Five thousand miles of cable are ordered from two different firms,
Made and delivered in only six months, are the explicit terms.
As thick as a forefinger, Kerry to Newfoundland, under the tide –
Valentia Island to Heart’s Content Harbour, it spans the divide.

It has to be easily coiled, yet rigid and strong by design,
And weigh-in at one ton per mile, for five thousand miles of line.
For make it too heavy, and then it gets far too unwieldy to lay,
But make it too light, and the currents will catch it and tug it away.

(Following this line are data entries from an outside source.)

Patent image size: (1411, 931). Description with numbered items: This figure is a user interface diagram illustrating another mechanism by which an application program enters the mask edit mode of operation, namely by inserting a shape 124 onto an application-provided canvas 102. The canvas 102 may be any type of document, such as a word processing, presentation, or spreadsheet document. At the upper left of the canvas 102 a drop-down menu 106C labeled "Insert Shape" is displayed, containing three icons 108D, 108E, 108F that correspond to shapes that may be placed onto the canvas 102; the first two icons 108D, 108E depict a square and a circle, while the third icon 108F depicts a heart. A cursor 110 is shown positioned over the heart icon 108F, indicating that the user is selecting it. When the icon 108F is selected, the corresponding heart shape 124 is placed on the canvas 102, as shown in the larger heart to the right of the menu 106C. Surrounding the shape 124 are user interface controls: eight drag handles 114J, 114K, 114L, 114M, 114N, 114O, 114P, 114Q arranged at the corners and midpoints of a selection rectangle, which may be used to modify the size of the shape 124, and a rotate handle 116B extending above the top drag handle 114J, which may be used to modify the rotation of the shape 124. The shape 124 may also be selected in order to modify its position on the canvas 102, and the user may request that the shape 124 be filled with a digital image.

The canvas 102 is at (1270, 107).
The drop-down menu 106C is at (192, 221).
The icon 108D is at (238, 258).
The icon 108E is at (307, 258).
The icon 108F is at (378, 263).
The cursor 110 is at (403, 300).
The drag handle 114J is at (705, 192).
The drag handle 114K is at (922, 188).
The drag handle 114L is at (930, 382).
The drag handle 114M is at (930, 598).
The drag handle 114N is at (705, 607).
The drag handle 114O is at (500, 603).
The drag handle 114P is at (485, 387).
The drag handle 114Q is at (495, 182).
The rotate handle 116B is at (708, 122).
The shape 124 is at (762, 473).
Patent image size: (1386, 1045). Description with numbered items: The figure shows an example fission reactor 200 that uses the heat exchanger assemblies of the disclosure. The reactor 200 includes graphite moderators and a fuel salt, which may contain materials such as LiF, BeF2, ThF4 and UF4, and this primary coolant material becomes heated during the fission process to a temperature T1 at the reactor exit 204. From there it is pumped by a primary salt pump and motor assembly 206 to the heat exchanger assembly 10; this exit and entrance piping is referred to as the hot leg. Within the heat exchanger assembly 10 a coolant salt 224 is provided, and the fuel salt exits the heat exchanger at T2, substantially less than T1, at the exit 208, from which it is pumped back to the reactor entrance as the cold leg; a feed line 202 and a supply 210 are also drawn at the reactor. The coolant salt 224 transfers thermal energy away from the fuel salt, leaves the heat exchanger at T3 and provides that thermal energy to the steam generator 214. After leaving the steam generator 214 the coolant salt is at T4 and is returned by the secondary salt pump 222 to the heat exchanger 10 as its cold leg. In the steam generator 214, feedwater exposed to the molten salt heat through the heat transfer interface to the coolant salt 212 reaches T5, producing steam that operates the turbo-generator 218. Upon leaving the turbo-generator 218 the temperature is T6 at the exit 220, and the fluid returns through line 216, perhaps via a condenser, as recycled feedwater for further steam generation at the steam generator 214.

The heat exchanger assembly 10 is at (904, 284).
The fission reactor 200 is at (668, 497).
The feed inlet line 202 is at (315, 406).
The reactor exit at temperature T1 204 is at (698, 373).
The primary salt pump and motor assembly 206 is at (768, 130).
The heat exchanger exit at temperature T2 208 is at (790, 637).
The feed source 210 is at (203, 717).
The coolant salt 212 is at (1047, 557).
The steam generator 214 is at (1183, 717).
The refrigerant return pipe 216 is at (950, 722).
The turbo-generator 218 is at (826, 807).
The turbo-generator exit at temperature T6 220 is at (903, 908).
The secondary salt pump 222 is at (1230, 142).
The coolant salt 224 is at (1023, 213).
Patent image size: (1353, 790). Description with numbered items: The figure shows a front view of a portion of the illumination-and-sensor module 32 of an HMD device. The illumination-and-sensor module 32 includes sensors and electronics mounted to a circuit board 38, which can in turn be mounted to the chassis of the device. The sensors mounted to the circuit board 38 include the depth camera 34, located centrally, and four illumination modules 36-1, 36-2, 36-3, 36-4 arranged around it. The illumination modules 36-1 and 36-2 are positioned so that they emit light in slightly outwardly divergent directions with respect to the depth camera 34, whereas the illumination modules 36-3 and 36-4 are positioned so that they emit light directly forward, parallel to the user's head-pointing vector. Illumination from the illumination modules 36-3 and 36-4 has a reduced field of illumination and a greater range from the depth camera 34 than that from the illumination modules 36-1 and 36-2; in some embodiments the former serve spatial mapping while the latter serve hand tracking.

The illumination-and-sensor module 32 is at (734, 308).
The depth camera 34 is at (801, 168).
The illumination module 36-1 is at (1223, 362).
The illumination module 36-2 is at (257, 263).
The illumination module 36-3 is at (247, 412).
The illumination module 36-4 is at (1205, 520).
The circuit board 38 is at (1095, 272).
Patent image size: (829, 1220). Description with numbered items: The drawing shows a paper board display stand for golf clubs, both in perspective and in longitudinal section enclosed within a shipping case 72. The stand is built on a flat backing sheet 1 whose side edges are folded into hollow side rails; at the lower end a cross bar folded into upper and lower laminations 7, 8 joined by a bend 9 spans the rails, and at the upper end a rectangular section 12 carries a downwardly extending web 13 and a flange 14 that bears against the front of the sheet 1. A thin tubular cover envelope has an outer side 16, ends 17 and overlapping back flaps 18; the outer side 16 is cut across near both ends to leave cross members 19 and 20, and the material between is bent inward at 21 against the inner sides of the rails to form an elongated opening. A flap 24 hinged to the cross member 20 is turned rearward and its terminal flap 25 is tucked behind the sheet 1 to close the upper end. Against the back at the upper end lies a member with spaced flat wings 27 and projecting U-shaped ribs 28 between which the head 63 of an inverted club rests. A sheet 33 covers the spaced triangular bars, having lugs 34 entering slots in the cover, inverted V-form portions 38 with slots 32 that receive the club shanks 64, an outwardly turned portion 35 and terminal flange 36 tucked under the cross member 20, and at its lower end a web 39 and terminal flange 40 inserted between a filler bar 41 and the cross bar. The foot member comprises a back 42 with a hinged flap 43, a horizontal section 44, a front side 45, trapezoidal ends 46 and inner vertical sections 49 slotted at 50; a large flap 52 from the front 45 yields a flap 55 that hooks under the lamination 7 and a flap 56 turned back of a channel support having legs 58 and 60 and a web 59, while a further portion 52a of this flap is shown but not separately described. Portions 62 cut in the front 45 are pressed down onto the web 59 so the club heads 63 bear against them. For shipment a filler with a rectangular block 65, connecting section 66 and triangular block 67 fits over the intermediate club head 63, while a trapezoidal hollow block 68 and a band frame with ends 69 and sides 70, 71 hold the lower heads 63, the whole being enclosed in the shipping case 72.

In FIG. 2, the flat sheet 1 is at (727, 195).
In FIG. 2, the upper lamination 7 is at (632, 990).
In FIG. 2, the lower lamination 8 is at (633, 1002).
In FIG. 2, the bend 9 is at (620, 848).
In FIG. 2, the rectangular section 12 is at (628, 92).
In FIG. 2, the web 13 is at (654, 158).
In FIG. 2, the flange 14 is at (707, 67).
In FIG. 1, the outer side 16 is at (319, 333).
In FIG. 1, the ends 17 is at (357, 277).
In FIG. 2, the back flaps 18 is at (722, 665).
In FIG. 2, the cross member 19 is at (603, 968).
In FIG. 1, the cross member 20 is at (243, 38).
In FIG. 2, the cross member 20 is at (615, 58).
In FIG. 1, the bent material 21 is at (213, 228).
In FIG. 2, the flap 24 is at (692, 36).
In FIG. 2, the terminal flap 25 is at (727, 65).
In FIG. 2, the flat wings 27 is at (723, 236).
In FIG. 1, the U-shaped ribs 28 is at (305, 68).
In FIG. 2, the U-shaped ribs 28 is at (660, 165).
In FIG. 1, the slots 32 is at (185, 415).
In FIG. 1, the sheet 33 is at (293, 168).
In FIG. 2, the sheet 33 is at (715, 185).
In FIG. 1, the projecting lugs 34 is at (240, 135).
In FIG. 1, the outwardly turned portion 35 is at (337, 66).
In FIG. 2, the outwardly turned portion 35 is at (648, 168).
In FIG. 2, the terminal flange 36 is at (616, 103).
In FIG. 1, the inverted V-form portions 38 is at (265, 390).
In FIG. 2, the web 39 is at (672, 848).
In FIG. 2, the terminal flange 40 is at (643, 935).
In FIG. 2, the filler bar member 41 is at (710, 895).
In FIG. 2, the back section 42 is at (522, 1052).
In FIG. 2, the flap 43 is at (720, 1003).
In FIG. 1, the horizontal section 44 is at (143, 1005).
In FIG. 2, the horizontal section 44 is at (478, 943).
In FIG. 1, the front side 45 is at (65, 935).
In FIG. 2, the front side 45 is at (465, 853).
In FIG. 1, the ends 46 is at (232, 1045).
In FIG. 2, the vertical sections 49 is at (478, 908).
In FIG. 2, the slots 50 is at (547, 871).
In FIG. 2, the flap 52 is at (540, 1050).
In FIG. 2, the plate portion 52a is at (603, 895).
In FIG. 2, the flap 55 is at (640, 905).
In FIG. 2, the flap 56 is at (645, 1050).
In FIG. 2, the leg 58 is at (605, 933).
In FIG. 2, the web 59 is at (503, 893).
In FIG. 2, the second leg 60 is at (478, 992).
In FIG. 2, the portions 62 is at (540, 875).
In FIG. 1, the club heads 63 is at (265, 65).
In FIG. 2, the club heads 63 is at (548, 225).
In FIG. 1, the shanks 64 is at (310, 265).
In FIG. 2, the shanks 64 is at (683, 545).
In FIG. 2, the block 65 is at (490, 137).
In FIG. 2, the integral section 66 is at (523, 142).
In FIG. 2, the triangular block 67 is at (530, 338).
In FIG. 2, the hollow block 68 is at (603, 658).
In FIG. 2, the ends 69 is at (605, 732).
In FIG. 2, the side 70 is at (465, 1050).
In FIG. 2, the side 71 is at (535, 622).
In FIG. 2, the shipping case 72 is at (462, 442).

The core of the cable is untainted copper in two-mile lengths –
This strand has been plaited from seven pure wires which give it its strength.
Then coated three times with refined gutta-percha, then dowsed and immersed
In longer and shorter arrangements, to test it and weed out the worst.

And next are the layers of hemp under pitch under tar, tightly bound,
Then this is all drawn through a rig where the outer sheath wires are wound –
Eighteen quick bobbins with bright charcoal iron strands weave day and night,
To wrap thirty miles of cable per day per machine at their height.

The copper and iron in wires in strands in the cable, if strewn
In a single long filament, easily stretches from here to the moon.
Then finally, more pitch and tar, and it’s done and it’s set for the deep,
So load it onboard and we’ll soon have it working and earning its keep.